Alfonso Morales

Personal information
- Full name: René Alfonso Morales Tame
- Date of birth: 25 May 1940
- Place of birth: Coquimbo, Chile
- Date of death: 20 November 2023 (aged 83)
- Place of death: Coquimbo, Chile
- Height: 1.80 m (5 ft 11 in)
- Position: Centre-back

Youth career
- Atlético El Llano
- 1955: Coquimbo (city team)
- Coquimbo Sporting

Senior career*
- Years: Team / Apps / (Gls)
- 1958–1966: Coquimbo Unido
- 1967–1970: Deportes La Serena

= Alfonso Morales (footballer) =

Chilean footballer (born 1940)

René Alfonso Morales Tame (born 25 May 1940), known as Alfonso Morales and more popularly as Pocho Morales, was a Chilean football player who played as a centre-back.

==Early years==
Born in Coquimbo, a port city in Chile, his father was Spanish and his mother was Bolivian. As a child, Morales played for Club Atlético El Llano and Coquimbo Sporting and took part of the Coquimbo team for the 1955 national youth championship in Rancagua at the age of 14.

A complete sportsman, he played roller hockey, basketball for Club Atenas and water polo, being called up to the Chile squad for the 1958 national tournament in Valparaíso.

==Career==
Morales played for both Coquimbo Unido and Deportes La Serena, traditional opponents in the Coquimbo Region, being considered a legendary player of the first. The matches when he was a player of Coquimbo Unido, where also took part Arturo Canilla Díaz, are well remembered, according to the former footballer and opponent, Hernán Godoy.

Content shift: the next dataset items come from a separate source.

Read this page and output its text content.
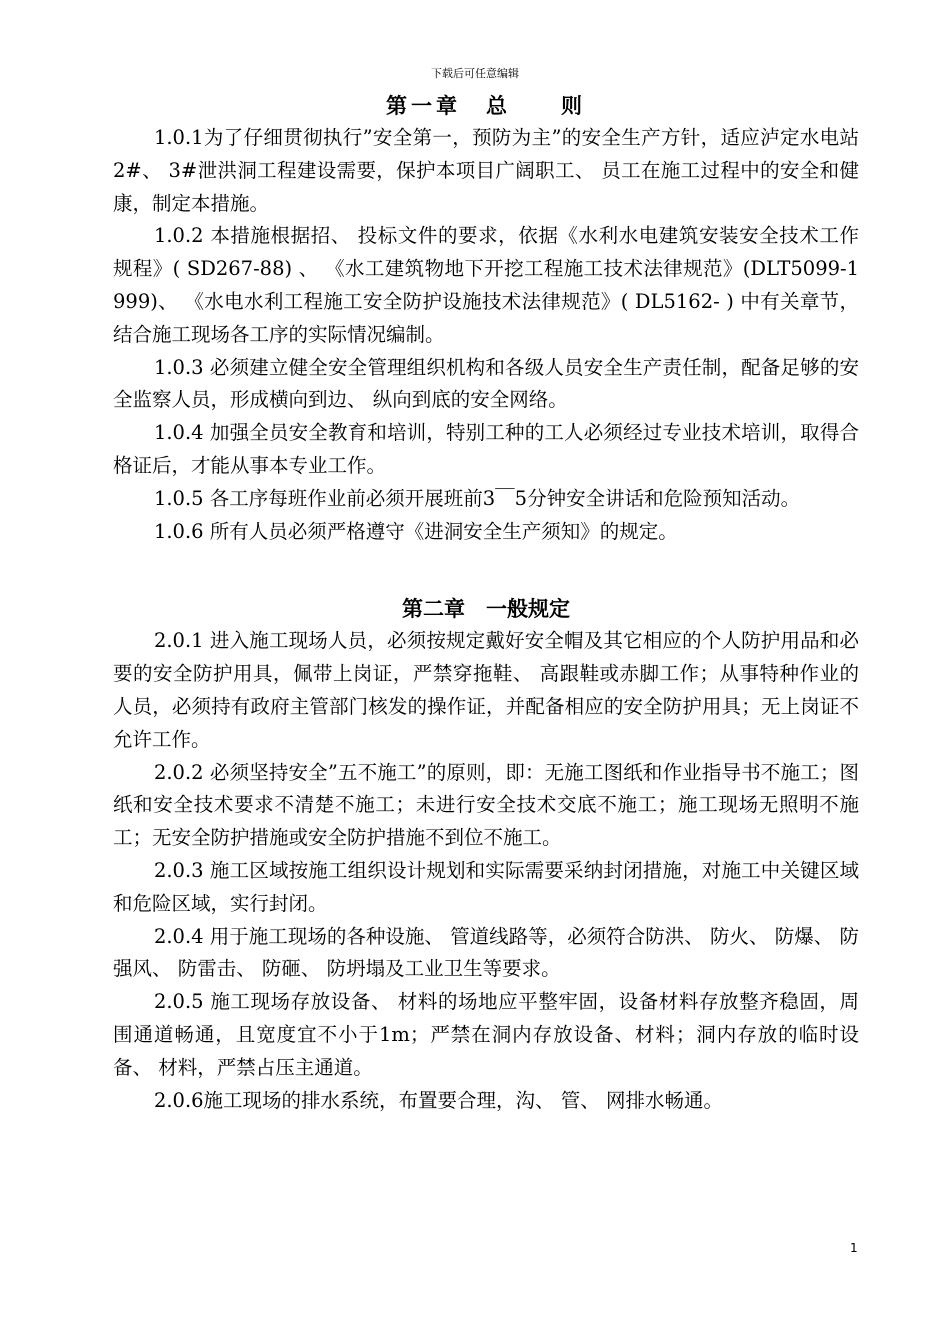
下载后可任意编辑
第一章　总　　则

1.0.1为了仔细贯彻执行”安全第一，预防为主”的安全生产方针，适应泸定水电站2#、 3#泄洪洞工程建设需要，保护本项目广阔职工、 员工在施工过程中的安全和健康，制定本措施。

1.0.2 本措施根据招、 投标文件的要求，依据《水利水电建筑安装安全技术工作规程》( SD267-88) 、 《水工建筑物地下开挖工程施工技术法律规范》(DLT5099-1999)、 《水电水利工程施工安全防护设施技术法律规范》( DL5162- ) 中有关章节，结合施工现场各工序的实际情况编制。

1.0.3 必须建立健全安全管理组织机构和各级人员安全生产责任制，配备足够的安全监察人员，形成横向到边、 纵向到底的安全网络。

1.0.4 加强全员安全教育和培训，特别工种的工人必须经过专业技术培训，取得合格证后，才能从事本专业工作。

1.0.5 各工序每班作业前必须开展班前3￣5分钟安全讲话和危险预知活动。

1.0.6 所有人员必须严格遵守《进洞安全生产须知》的规定。

第二章　一般规定

2.0.1 进入施工现场人员，必须按规定戴好安全帽及其它相应的个人防护用品和必要的安全防护用具，佩带上岗证，严禁穿拖鞋、 高跟鞋或赤脚工作；从事特种作业的人员，必须持有政府主管部门核发的操作证，并配备相应的安全防护用具；无上岗证不允许工作。

2.0.2 必须坚持安全”五不施工”的原则，即：无施工图纸和作业指导书不施工；图纸和安全技术要求不清楚不施工；未进行安全技术交底不施工；施工现场无照明不施工；无安全防护措施或安全防护措施不到位不施工。

2.0.3 施工区域按施工组织设计规划和实际需要采纳封闭措施，对施工中关键区域和危险区域，实行封闭。

2.0.4 用于施工现场的各种设施、 管道线路等，必须符合防洪、 防火、 防爆、 防强风、 防雷击、 防砸、 防坍塌及工业卫生等要求。

2.0.5 施工现场存放设备、 材料的场地应平整牢固，设备材料存放整齐稳固，周围通道畅通，且宽度宜不小于1m；严禁在洞内存放设备、材料；洞内存放的临时设备、 材料，严禁占压主通道。

2.0.6施工现场的排水系统，布置要合理，沟、 管、 网排水畅通。

1
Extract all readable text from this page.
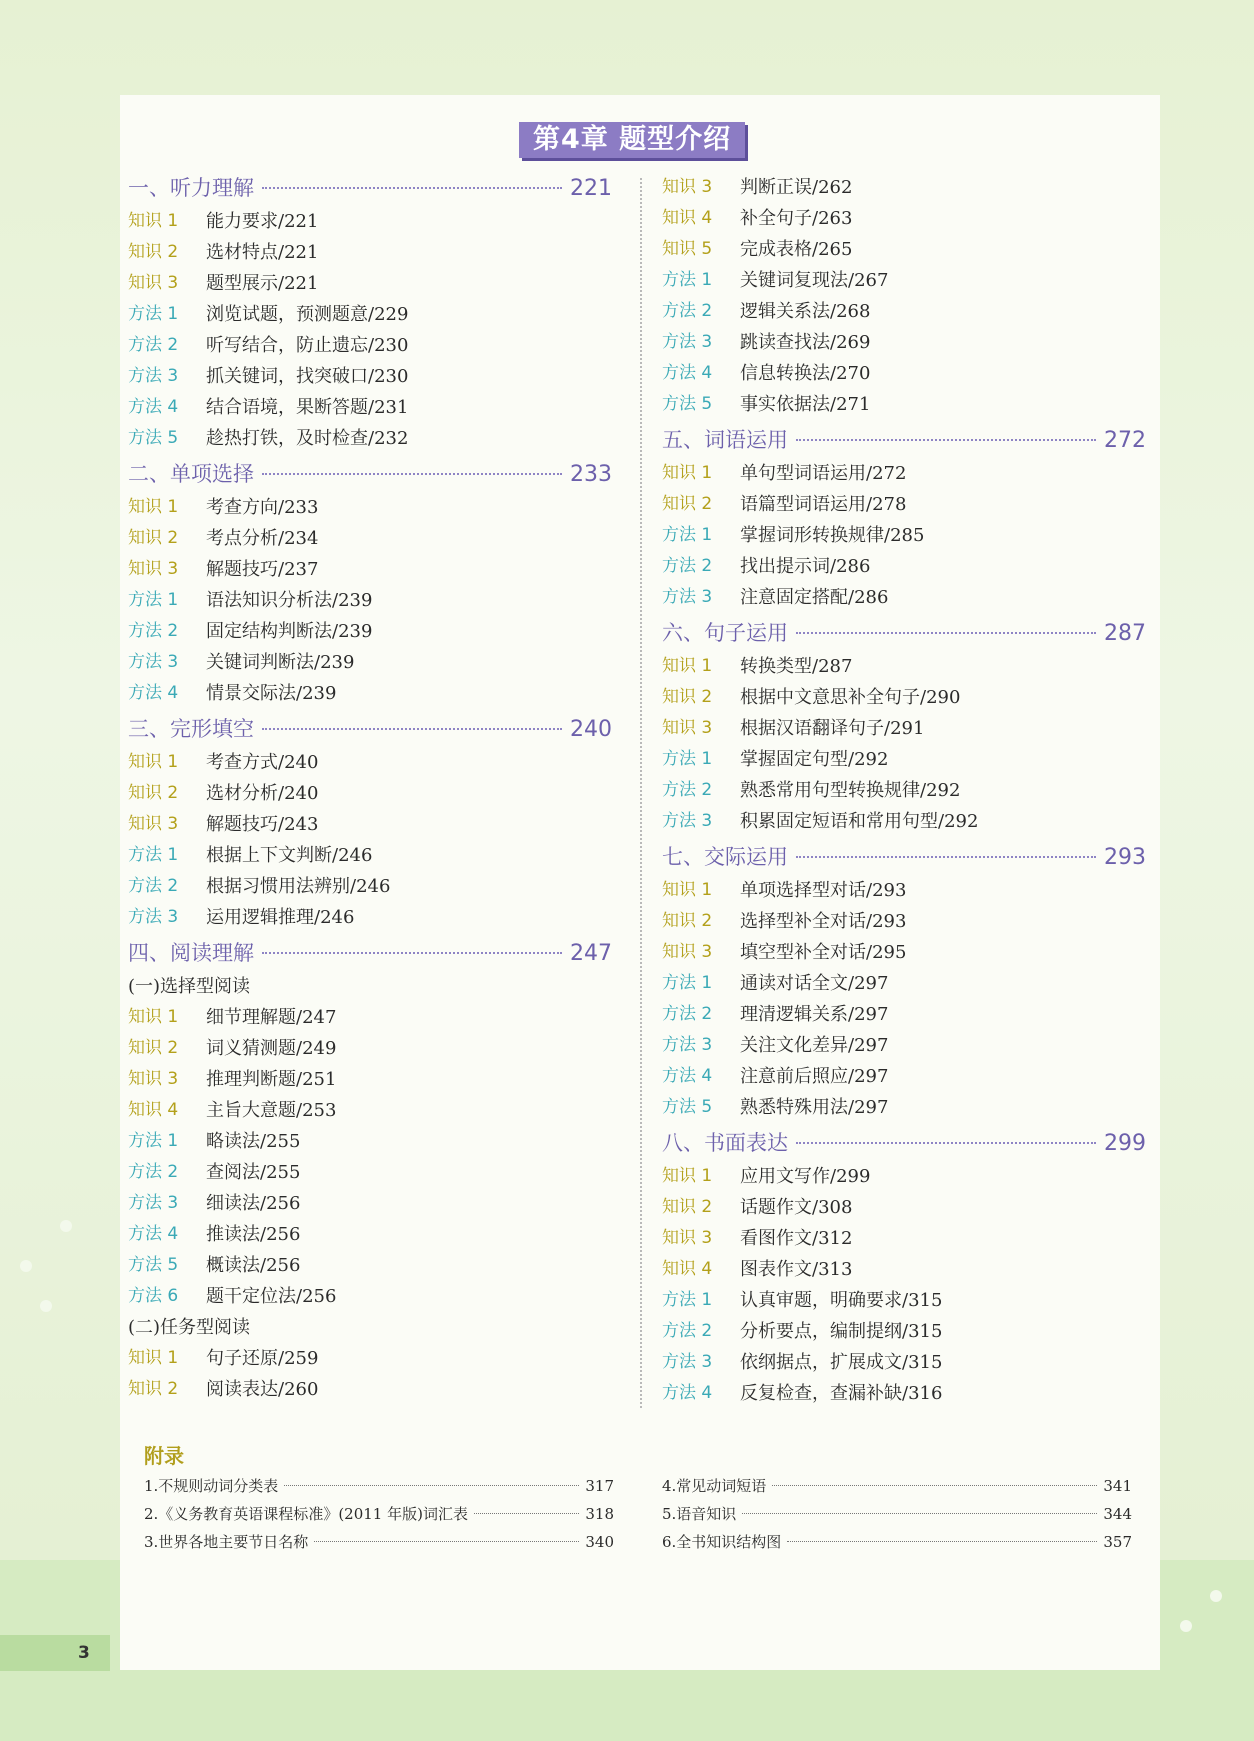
第4章 题型介绍
一、听力理解	221
知识 1	能力要求/221
知识 2	选材特点/221
知识 3	题型展示/221
方法 1	浏览试题，预测题意/229
方法 2	听写结合，防止遗忘/230
方法 3	抓关键词，找突破口/230
方法 4	结合语境，果断答题/231
方法 5	趁热打铁，及时检查/232
二、单项选择	233
知识 1	考查方向/233
知识 2	考点分析/234
知识 3	解题技巧/237
方法 1	语法知识分析法/239
方法 2	固定结构判断法/239
方法 3	关键词判断法/239
方法 4	情景交际法/239
三、完形填空	240
知识 1	考查方式/240
知识 2	选材分析/240
知识 3	解题技巧/243
方法 1	根据上下文判断/246
方法 2	根据习惯用法辨别/246
方法 3	运用逻辑推理/246
四、阅读理解	247
(一)选择型阅读
知识 1	细节理解题/247
知识 2	词义猜测题/249
知识 3	推理判断题/251
知识 4	主旨大意题/253
方法 1	略读法/255
方法 2	查阅法/255
方法 3	细读法/256
方法 4	推读法/256
方法 5	概读法/256
方法 6	题干定位法/256
(二)任务型阅读
知识 1	句子还原/259
知识 2	阅读表达/260
知识 3	判断正误/262
知识 4	补全句子/263
知识 5	完成表格/265
方法 1	关键词复现法/267
方法 2	逻辑关系法/268
方法 3	跳读查找法/269
方法 4	信息转换法/270
方法 5	事实依据法/271
五、词语运用	272
知识 1	单句型词语运用/272
知识 2	语篇型词语运用/278
方法 1	掌握词形转换规律/285
方法 2	找出提示词/286
方法 3	注意固定搭配/286
六、句子运用	287
知识 1	转换类型/287
知识 2	根据中文意思补全句子/290
知识 3	根据汉语翻译句子/291
方法 1	掌握固定句型/292
方法 2	熟悉常用句型转换规律/292
方法 3	积累固定短语和常用句型/292
七、交际运用	293
知识 1	单项选择型对话/293
知识 2	选择型补全对话/293
知识 3	填空型补全对话/295
方法 1	通读对话全文/297
方法 2	理清逻辑关系/297
方法 3	关注文化差异/297
方法 4	注意前后照应/297
方法 5	熟悉特殊用法/297
八、书面表达	299
知识 1	应用文写作/299
知识 2	话题作文/308
知识 3	看图作文/312
知识 4	图表作文/313
方法 1	认真审题，明确要求/315
方法 2	分析要点，编制提纲/315
方法 3	依纲据点，扩展成文/315
方法 4	反复检查，查漏补缺/316
附录
1.不规则动词分类表	317
2.《义务教育英语课程标准》(2011 年版)词汇表	318
3.世界各地主要节日名称	340
4.常见动词短语	341
5.语音知识	344
6.全书知识结构图	357
3
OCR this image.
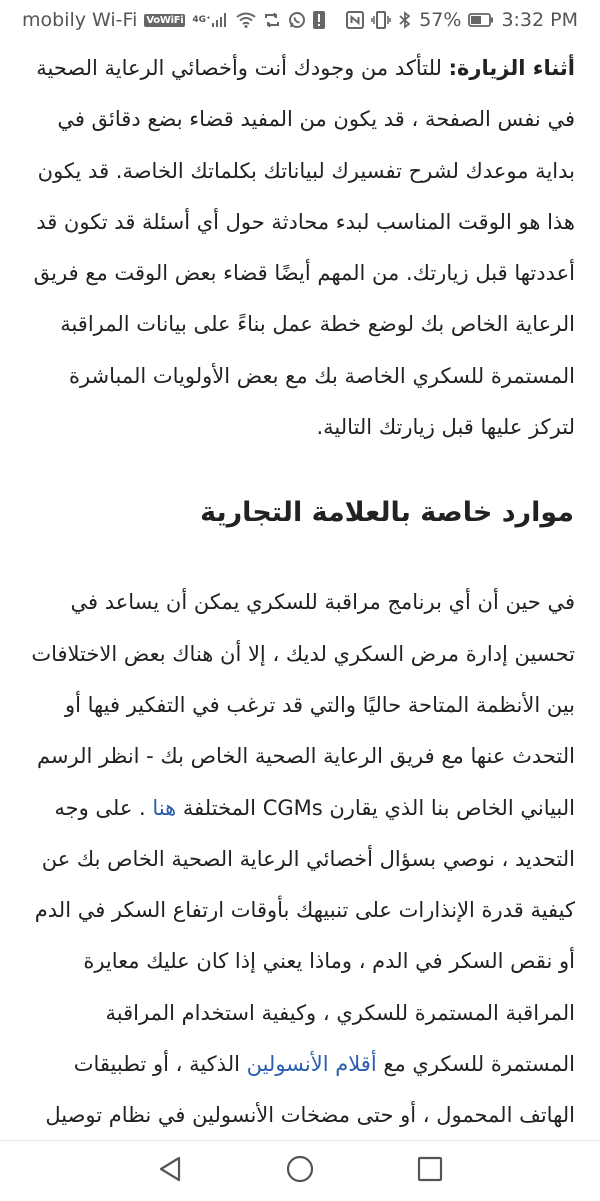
mobily Wi-Fi VoWiFi 4G⁺	57% 3:32 PM

أثناء الزيارة: للتأكد من وجودك أنت وأخصائي الرعاية الصحية في نفس الصفحة ، قد يكون من المفيد قضاء بضع دقائق في بداية موعدك لشرح تفسيرك لبياناتك بكلماتك الخاصة. قد يكون هذا هو الوقت المناسب لبدء محادثة حول أي أسئلة قد تكون قد أعددتها قبل زيارتك. من المهم أيضًا قضاء بعض الوقت مع فريق الرعاية الخاص بك لوضع خطة عمل بناءً على بيانات المراقبة المستمرة للسكري الخاصة بك مع بعض الأولويات المباشرة لتركز عليها قبل زيارتك التالية.

موارد خاصة بالعلامة التجارية

في حين أن أي برنامج مراقبة للسكري يمكن أن يساعد في تحسين إدارة مرض السكري لديك ، إلا أن هناك بعض الاختلافات بين الأنظمة المتاحة حاليًا والتي قد ترغب في التفكير فيها أو التحدث عنها مع فريق الرعاية الصحية الخاص بك - انظر الرسم البياني الخاص بنا الذي يقارن CGMs المختلفة هنا . على وجه التحديد ، نوصي بسؤال أخصائي الرعاية الصحية الخاص بك عن كيفية قدرة الإنذارات على تنبيهك بأوقات ارتفاع السكر في الدم أو نقص السكر في الدم ، وماذا يعني إذا كان عليك معايرة المراقبة المستمرة للسكري ، وكيفية استخدام المراقبة المستمرة للسكري مع أقلام الأنسولين الذكية ، أو تطبيقات الهاتف المحمول ، أو حتى مضخات الأنسولين في نظام توصيل
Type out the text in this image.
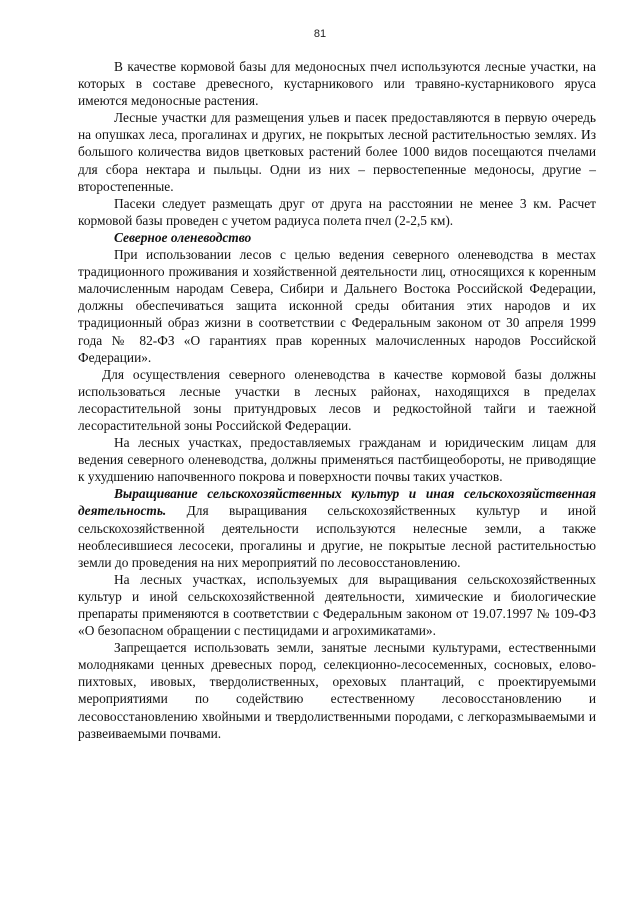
81

В качестве кормовой базы для медоносных пчел используются лесные участки, на которых в составе древесного, кустарникового или травяно-кустарникового яруса имеются медоносные растения.

Лесные участки для размещения ульев и пасек предоставляются в первую очередь на опушках леса, прогалинах и других, не покрытых лесной растительностью землях. Из большого количества видов цветковых растений более 1000 видов посещаются пчелами для сбора нектара и пыльцы. Одни из них – первостепенные медоносы, другие – второстепенные.

Пасеки следует размещать друг от друга на расстоянии не менее 3 км. Расчет кормовой базы проведен с учетом радиуса полета пчел (2-2,5 км).

Северное оленеводство

При использовании лесов с целью ведения северного оленеводства в местах традиционного проживания и хозяйственной деятельности лиц, относящихся к коренным малочисленным народам Севера, Сибири и Дальнего Востока Российской Федерации, должны обеспечиваться защита исконной среды обитания этих народов и их традиционный образ жизни в соответствии с Федеральным законом от 30 апреля 1999 года № 82-ФЗ «О гарантиях прав коренных малочисленных народов Российской Федерации».

Для осуществления северного оленеводства в качестве кормовой базы должны использоваться лесные участки в лесных районах, находящихся в пределах лесорастительной зоны притундровых лесов и редкостойной тайги и таежной лесорастительной зоны Российской Федерации.

На лесных участках, предоставляемых гражданам и юридическим лицам для ведения северного оленеводства, должны применяться пастбищеобороты, не приводящие к ухудшению напочвенного покрова и поверхности почвы таких участков.

Выращивание сельскохозяйственных культур и иная сельскохозяйственная деятельность. Для выращивания сельскохозяйственных культур и иной сельскохозяйственной деятельности используются нелесные земли, а также необлесившиеся лесосеки, прогалины и другие, не покрытые лесной растительностью земли до проведения на них мероприятий по лесовосстановлению.

На лесных участках, используемых для выращивания сельскохозяйственных культур и иной сельскохозяйственной деятельности, химические и биологические препараты применяются в соответствии с Федеральным законом от 19.07.1997 № 109-ФЗ «О безопасном обращении с пестицидами и агрохимикатами».

Запрещается использовать земли, занятые лесными культурами, естественными молодняками ценных древесных пород, селекционно-лесосеменных, сосновых, елово-пихтовых, ивовых, твердолиственных, ореховых плантаций, с проектируемыми мероприятиями по содействию естественному лесовосстановлению и лесовосстановлению хвойными и твердолиственными породами, с легкоразмываемыми и развеиваемыми почвами.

Along with Coquimbo Unido, he got promotion to Primera División, the first title for the club, after winning the 1962 Segunda División, in the last matchday versus Universidad Técnica del Estado what he considers "an unforgettable game". The 1963 season, was the first for Coquimbo Unido in the Primera División.

He stayed with Coquimbo Unido until 1966. The club was in Primera División for 3 seasons from 1963 to 1965. In 1965 it was relegated to Segunda División after one of the worst seasons for a Chilean club, according to Morales. In 1967, he switched to Deportes La Serena, staying with the club until the 1970 season in Primera División.

Despite he didn't take part of any Chile national team, he frequently was chosen as one of the best centre-backs in the magazine rankings. As an anecdote, in times when football was more aggressive, having hard duels with players such as Hernán Godoy and Pedro Graffigna, he stunned Carlos Campos from Universidad de Chile by an accidental headbutt.

Following his retirement, he performed as Sport Manager of Coquimbo Unido in the 1970s. He was one of the leaders in charge of the signings of the Brazilians players Torino, Benê and Liminha, who made up a well remembered attacking trident in Chilean football in 1979.

==Personal life==
His nickname, Pocho, is a short form of Alfonso. While he was a player, he was nicknamed Mariscal (Marshal).

He stated that his football idols were Arturo Farías from Deportes La Serena and Raúl Sánchez from Santiago Wanderers. He has a close friendship with José Sulantay, who was an opponent in football.

After his retirement, he worked for EMPART Coquimbo, the social security institution for private sector employees for 17 years.

His left leg was amputated due to complications with diabetes.

He died on 20 November 2023, aged 83.